L’ordonnance du juge des référés du Conseil d’État, rendue le 31 mars 2025, traite du maintien de l’intégrité d’un bien exproprié après l’annulation de l’arrêté de cessibilité. Une société civile immobilière conteste la démolition de ses bâtiments par un établissement public alors qu’une procédure de restitution est pendante devant le juge de l’expropriation. Le juge des référés du tribunal administratif de Marseille, par une ordonnance du 4 février 2025, enjoint l’interruption des travaux de toute nature sur le bâti. L’établissement public d’aménagement saisit le Conseil d’État pour obtenir l’annulation de cette mesure en invoquant l’absence d’urgence et la nécessité de mise en sécurité. Le problème juridique réside dans l’articulation entre la protection du droit au recours effectif et les impératifs immédiats de sécurité publique. La haute juridiction confirme l’atteinte grave au droit de propriété mais autorise néanmoins les interventions provisoires indispensables à la sauvegarde des tiers. La préservation de la possibilité de restitution constitue le premier axe de cette décision, avant que ne soit envisagée la prise en compte des risques matériels.

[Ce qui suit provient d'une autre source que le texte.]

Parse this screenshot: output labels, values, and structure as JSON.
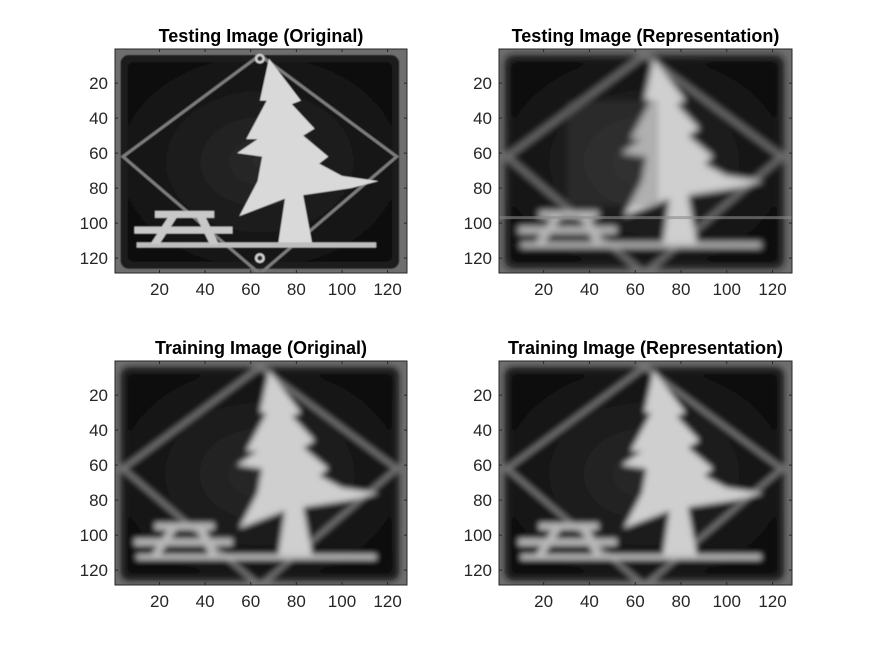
{
  "figure": {
    "background": "#ffffff",
    "text_color": "#262626"
  },
  "chart_data": [
    {
      "type": "image",
      "title": "Testing Image (Original)",
      "colormap": "gray",
      "xlim": [
        0.5,
        128.5
      ],
      "ylim": [
        0.5,
        128.5
      ],
      "y_reversed": true,
      "xticks": [
        20,
        40,
        60,
        80,
        100,
        120
      ],
      "yticks": [
        20,
        40,
        60,
        80,
        100,
        120
      ],
      "variant": "sharp"
    },
    {
      "type": "image",
      "title": "Testing Image (Representation)",
      "colormap": "gray",
      "xlim": [
        0.5,
        128.5
      ],
      "ylim": [
        0.5,
        128.5
      ],
      "y_reversed": true,
      "xticks": [
        20,
        40,
        60,
        80,
        100,
        120
      ],
      "yticks": [
        20,
        40,
        60,
        80,
        100,
        120
      ],
      "variant": "noisy"
    },
    {
      "type": "image",
      "title": "Training Image (Original)",
      "colormap": "gray",
      "xlim": [
        0.5,
        128.5
      ],
      "ylim": [
        0.5,
        128.5
      ],
      "y_reversed": true,
      "xticks": [
        20,
        40,
        60,
        80,
        100,
        120
      ],
      "yticks": [
        20,
        40,
        60,
        80,
        100,
        120
      ],
      "variant": "blurred"
    },
    {
      "type": "image",
      "title": "Training Image (Representation)",
      "colormap": "gray",
      "xlim": [
        0.5,
        128.5
      ],
      "ylim": [
        0.5,
        128.5
      ],
      "y_reversed": true,
      "xticks": [
        20,
        40,
        60,
        80,
        100,
        120
      ],
      "yticks": [
        20,
        40,
        60,
        80,
        100,
        120
      ],
      "variant": "blurred"
    }
  ]
}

I. La préservation du droit à restitution par le juge des référés
A. La reconnaissance d’une menace grave sur le recours effectif
L’annulation d’un arrêté de cessibilité par la cour administrative d’appel de Marseille le 5 juin 2023 prive l’expropriation de sa base légale nécessaire. Le Conseil d’État souligne que « le droit d’exercer un recours effectif devant une juridiction (…) constitue une liberté fondamentale » au sens de la Convention européenne. Cette protection implique que le recours puisse empêcher l’exécution de mesures aux conséquences potentiellement irréversibles, telles que l’atteinte définitive aux biens immobiliers en cause. La poursuite des démolitions rendrait vaine l’instance introduite devant le juge de l’expropriation du tribunal judiciaire de Marseille en vue d’obtenir la restitution physique. Le juge administratif rappelle ainsi que l’effectivité de la justice commande de geler l’état des lieux pour permettre une éventuelle remise en possession.

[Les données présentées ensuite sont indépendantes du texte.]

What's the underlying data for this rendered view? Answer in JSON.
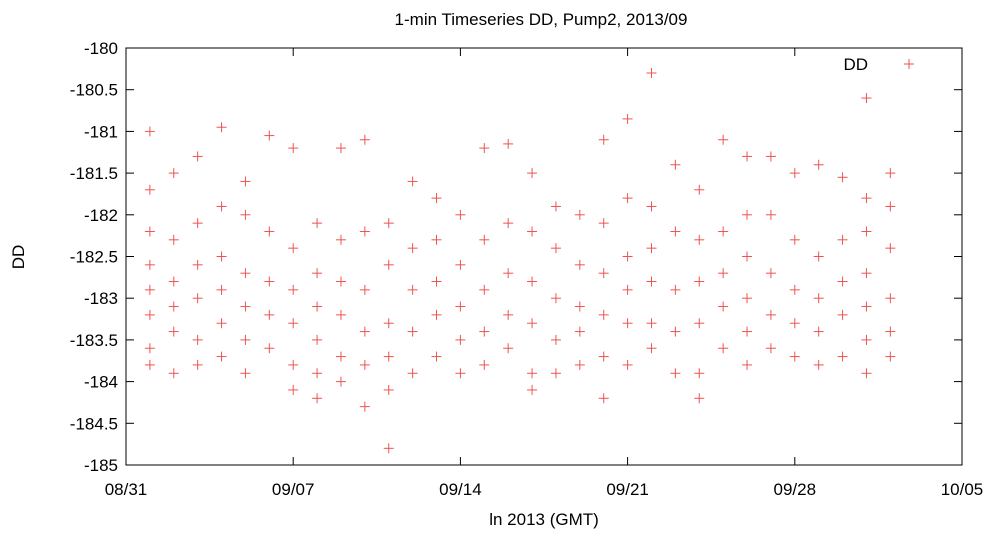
{
  "chart_data": {
    "type": "scatter",
    "title": "1-min Timeseries DD, Pump2, 2013/09",
    "xlabel": "ln 2013 (GMT)",
    "ylabel": "DD",
    "xlim": [
      "2013-08-31",
      "2013-10-05"
    ],
    "ylim": [
      -185,
      -180
    ],
    "x_ticks": [
      "08/31",
      "09/07",
      "09/14",
      "09/21",
      "09/28",
      "10/05"
    ],
    "y_ticks": [
      "-180",
      "-180.5",
      "-181",
      "-181.5",
      "-182",
      "-182.5",
      "-183",
      "-183.5",
      "-184",
      "-184.5",
      "-185"
    ],
    "grid": false,
    "legend": {
      "position": "top-right",
      "entries": [
        "DD"
      ]
    },
    "marker": "+",
    "color": "#ef5350",
    "series": [
      {
        "name": "DD",
        "points": [
          [
            "2013-09-01",
            -181.0
          ],
          [
            "2013-09-01",
            -181.7
          ],
          [
            "2013-09-01",
            -182.2
          ],
          [
            "2013-09-01",
            -182.6
          ],
          [
            "2013-09-01",
            -182.9
          ],
          [
            "2013-09-01",
            -183.2
          ],
          [
            "2013-09-01",
            -183.6
          ],
          [
            "2013-09-01",
            -183.8
          ],
          [
            "2013-09-02",
            -181.5
          ],
          [
            "2013-09-02",
            -182.3
          ],
          [
            "2013-09-02",
            -182.8
          ],
          [
            "2013-09-02",
            -183.1
          ],
          [
            "2013-09-02",
            -183.4
          ],
          [
            "2013-09-02",
            -183.9
          ],
          [
            "2013-09-03",
            -181.3
          ],
          [
            "2013-09-03",
            -182.1
          ],
          [
            "2013-09-03",
            -182.6
          ],
          [
            "2013-09-03",
            -183.0
          ],
          [
            "2013-09-03",
            -183.5
          ],
          [
            "2013-09-03",
            -183.8
          ],
          [
            "2013-09-04",
            -180.95
          ],
          [
            "2013-09-04",
            -181.9
          ],
          [
            "2013-09-04",
            -182.5
          ],
          [
            "2013-09-04",
            -182.9
          ],
          [
            "2013-09-04",
            -183.3
          ],
          [
            "2013-09-04",
            -183.7
          ],
          [
            "2013-09-05",
            -181.6
          ],
          [
            "2013-09-05",
            -182.0
          ],
          [
            "2013-09-05",
            -182.7
          ],
          [
            "2013-09-05",
            -183.1
          ],
          [
            "2013-09-05",
            -183.5
          ],
          [
            "2013-09-05",
            -183.9
          ],
          [
            "2013-09-06",
            -181.05
          ],
          [
            "2013-09-06",
            -182.2
          ],
          [
            "2013-09-06",
            -182.8
          ],
          [
            "2013-09-06",
            -183.2
          ],
          [
            "2013-09-06",
            -183.6
          ],
          [
            "2013-09-07",
            -181.2
          ],
          [
            "2013-09-07",
            -182.4
          ],
          [
            "2013-09-07",
            -182.9
          ],
          [
            "2013-09-07",
            -183.3
          ],
          [
            "2013-09-07",
            -183.8
          ],
          [
            "2013-09-07",
            -184.1
          ],
          [
            "2013-09-08",
            -182.1
          ],
          [
            "2013-09-08",
            -182.7
          ],
          [
            "2013-09-08",
            -183.1
          ],
          [
            "2013-09-08",
            -183.5
          ],
          [
            "2013-09-08",
            -183.9
          ],
          [
            "2013-09-08",
            -184.2
          ],
          [
            "2013-09-09",
            -181.2
          ],
          [
            "2013-09-09",
            -182.3
          ],
          [
            "2013-09-09",
            -182.8
          ],
          [
            "2013-09-09",
            -183.2
          ],
          [
            "2013-09-09",
            -183.7
          ],
          [
            "2013-09-09",
            -184.0
          ],
          [
            "2013-09-10",
            -181.1
          ],
          [
            "2013-09-10",
            -182.2
          ],
          [
            "2013-09-10",
            -182.9
          ],
          [
            "2013-09-10",
            -183.4
          ],
          [
            "2013-09-10",
            -183.8
          ],
          [
            "2013-09-10",
            -184.3
          ],
          [
            "2013-09-11",
            -182.1
          ],
          [
            "2013-09-11",
            -182.6
          ],
          [
            "2013-09-11",
            -183.3
          ],
          [
            "2013-09-11",
            -183.7
          ],
          [
            "2013-09-11",
            -184.1
          ],
          [
            "2013-09-11",
            -184.8
          ],
          [
            "2013-09-12",
            -181.6
          ],
          [
            "2013-09-12",
            -182.4
          ],
          [
            "2013-09-12",
            -182.9
          ],
          [
            "2013-09-12",
            -183.4
          ],
          [
            "2013-09-12",
            -183.9
          ],
          [
            "2013-09-13",
            -181.8
          ],
          [
            "2013-09-13",
            -182.3
          ],
          [
            "2013-09-13",
            -182.8
          ],
          [
            "2013-09-13",
            -183.2
          ],
          [
            "2013-09-13",
            -183.7
          ],
          [
            "2013-09-14",
            -182.0
          ],
          [
            "2013-09-14",
            -182.6
          ],
          [
            "2013-09-14",
            -183.1
          ],
          [
            "2013-09-14",
            -183.5
          ],
          [
            "2013-09-14",
            -183.9
          ],
          [
            "2013-09-15",
            -181.2
          ],
          [
            "2013-09-15",
            -182.3
          ],
          [
            "2013-09-15",
            -182.9
          ],
          [
            "2013-09-15",
            -183.4
          ],
          [
            "2013-09-15",
            -183.8
          ],
          [
            "2013-09-16",
            -181.15
          ],
          [
            "2013-09-16",
            -182.1
          ],
          [
            "2013-09-16",
            -182.7
          ],
          [
            "2013-09-16",
            -183.2
          ],
          [
            "2013-09-16",
            -183.6
          ],
          [
            "2013-09-17",
            -181.5
          ],
          [
            "2013-09-17",
            -182.2
          ],
          [
            "2013-09-17",
            -182.8
          ],
          [
            "2013-09-17",
            -183.3
          ],
          [
            "2013-09-17",
            -183.9
          ],
          [
            "2013-09-17",
            -184.1
          ],
          [
            "2013-09-18",
            -181.9
          ],
          [
            "2013-09-18",
            -182.4
          ],
          [
            "2013-09-18",
            -183.0
          ],
          [
            "2013-09-18",
            -183.5
          ],
          [
            "2013-09-18",
            -183.9
          ],
          [
            "2013-09-19",
            -182.0
          ],
          [
            "2013-09-19",
            -182.6
          ],
          [
            "2013-09-19",
            -183.1
          ],
          [
            "2013-09-19",
            -183.4
          ],
          [
            "2013-09-19",
            -183.8
          ],
          [
            "2013-09-20",
            -181.1
          ],
          [
            "2013-09-20",
            -182.1
          ],
          [
            "2013-09-20",
            -182.7
          ],
          [
            "2013-09-20",
            -183.2
          ],
          [
            "2013-09-20",
            -183.7
          ],
          [
            "2013-09-20",
            -184.2
          ],
          [
            "2013-09-21",
            -180.85
          ],
          [
            "2013-09-21",
            -181.8
          ],
          [
            "2013-09-21",
            -182.5
          ],
          [
            "2013-09-21",
            -182.9
          ],
          [
            "2013-09-21",
            -183.3
          ],
          [
            "2013-09-21",
            -183.8
          ],
          [
            "2013-09-22",
            -180.3
          ],
          [
            "2013-09-22",
            -181.9
          ],
          [
            "2013-09-22",
            -182.4
          ],
          [
            "2013-09-22",
            -182.8
          ],
          [
            "2013-09-22",
            -183.3
          ],
          [
            "2013-09-22",
            -183.6
          ],
          [
            "2013-09-23",
            -181.4
          ],
          [
            "2013-09-23",
            -182.2
          ],
          [
            "2013-09-23",
            -182.9
          ],
          [
            "2013-09-23",
            -183.4
          ],
          [
            "2013-09-23",
            -183.9
          ],
          [
            "2013-09-24",
            -181.7
          ],
          [
            "2013-09-24",
            -182.3
          ],
          [
            "2013-09-24",
            -182.8
          ],
          [
            "2013-09-24",
            -183.3
          ],
          [
            "2013-09-24",
            -183.9
          ],
          [
            "2013-09-24",
            -184.2
          ],
          [
            "2013-09-25",
            -181.1
          ],
          [
            "2013-09-25",
            -182.2
          ],
          [
            "2013-09-25",
            -182.7
          ],
          [
            "2013-09-25",
            -183.1
          ],
          [
            "2013-09-25",
            -183.6
          ],
          [
            "2013-09-26",
            -181.3
          ],
          [
            "2013-09-26",
            -182.0
          ],
          [
            "2013-09-26",
            -182.5
          ],
          [
            "2013-09-26",
            -183.0
          ],
          [
            "2013-09-26",
            -183.4
          ],
          [
            "2013-09-26",
            -183.8
          ],
          [
            "2013-09-27",
            -181.3
          ],
          [
            "2013-09-27",
            -182.0
          ],
          [
            "2013-09-27",
            -182.7
          ],
          [
            "2013-09-27",
            -183.2
          ],
          [
            "2013-09-27",
            -183.6
          ],
          [
            "2013-09-28",
            -181.5
          ],
          [
            "2013-09-28",
            -182.3
          ],
          [
            "2013-09-28",
            -182.9
          ],
          [
            "2013-09-28",
            -183.3
          ],
          [
            "2013-09-28",
            -183.7
          ],
          [
            "2013-09-29",
            -181.4
          ],
          [
            "2013-09-29",
            -182.5
          ],
          [
            "2013-09-29",
            -183.0
          ],
          [
            "2013-09-29",
            -183.4
          ],
          [
            "2013-09-29",
            -183.8
          ],
          [
            "2013-09-30",
            -181.55
          ],
          [
            "2013-09-30",
            -182.3
          ],
          [
            "2013-09-30",
            -182.8
          ],
          [
            "2013-09-30",
            -183.2
          ],
          [
            "2013-09-30",
            -183.7
          ],
          [
            "2013-10-01",
            -180.6
          ],
          [
            "2013-10-01",
            -181.8
          ],
          [
            "2013-10-01",
            -182.2
          ],
          [
            "2013-10-01",
            -182.7
          ],
          [
            "2013-10-01",
            -183.1
          ],
          [
            "2013-10-01",
            -183.5
          ],
          [
            "2013-10-01",
            -183.9
          ],
          [
            "2013-10-02",
            -181.5
          ],
          [
            "2013-10-02",
            -181.9
          ],
          [
            "2013-10-02",
            -182.4
          ],
          [
            "2013-10-02",
            -183.0
          ],
          [
            "2013-10-02",
            -183.4
          ],
          [
            "2013-10-02",
            -183.7
          ]
        ]
      }
    ]
  }
}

B. Une urgence justifiée par le risque d’appropriation irréversible
L’urgence est caractérisée car la démolition porterait « une atteinte grave et manifestement illégale au droit (…) à un recours effectif » devant la juridiction judiciaire compétente. Le Conseil d’État considère que la disparition matérielle du bâtiment s’oppose radicalement à toute mesure de restitution prévue par le code de l’expropriation. Si les immeubles disparaissent, l’action de l’exproprié se résoudrait obligatoirement en dommages et intérêts, privant ainsi l’intéressé de son droit de retrouver son bien. Le juge des référés rejette l’argument de l’expropriant selon lequel les travaux seraient effectués dans l’intérêt futur du propriétaire initial des parcelles. Il appartient uniquement à l’exproprié de déterminer l’usage de ses immeubles dans l’hypothèse probable où ils lui seraient officiellement restitués par le juge.

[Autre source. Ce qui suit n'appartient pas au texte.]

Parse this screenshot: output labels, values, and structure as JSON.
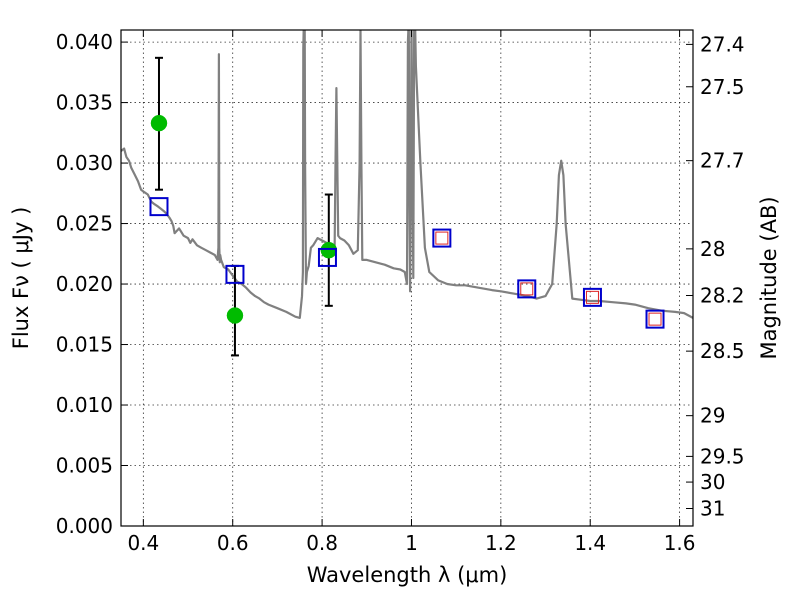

II. La conciliation nécessaire avec les impératifs de sécurité publique
A. L’émergence fortuite d’un péril immédiat pour le voisinage
Le Conseil d’État relève que des débris de vitrage provenant de la toiture ont été projetés dans la rue par des rafales de vent violentes. Ces circonstances factuelles, survenues après la décision du premier juge, créent une menace directe pour la sécurité des passants et du voisinage immédiat. L’ordonnance mentionne explicitement qu’il n’est pas exclu que de tels débris aient occasionné des blessures graves à deux personnes le 9 mars 2025. Cette situation nouvelle impose au juge des référés de moduler son injonction initiale pour prévenir tout accident corporel sans pour autant valider la démolition. La protection d’une liberté fondamentale ne saurait en effet faire abstraction des risques manifestes pour l’ordre public et l’intégrité physique des tiers.
B. La stricte limitation des travaux à la mise en sécurité
La haute juridiction réforme l’ordonnance de Marseille en autorisant « les travaux provisoires et urgents strictement nécessaires à la mise en sécurité des vitrages ». Cette formulation restrictive exclut tout acte de démolition massive ou toute transformation définitive qui compromettrait l’état futur de l’ensemble immobilier litigieux. Le juge veille à ce que l’intervention de l’établissement public soit limitée à ce qui est indispensable pour écarter le péril identifié par les constats. Cette solution préserve l’équilibre entre la sauvegarde du droit au respect des biens et l’obligation de prévenir les dommages aux personnes dans l’espace public. L’établissement public peut ainsi intervenir sur les éléments dangereux tout en respectant l’interdiction de poursuivre l’opération d’aménagement globale prévue initialement.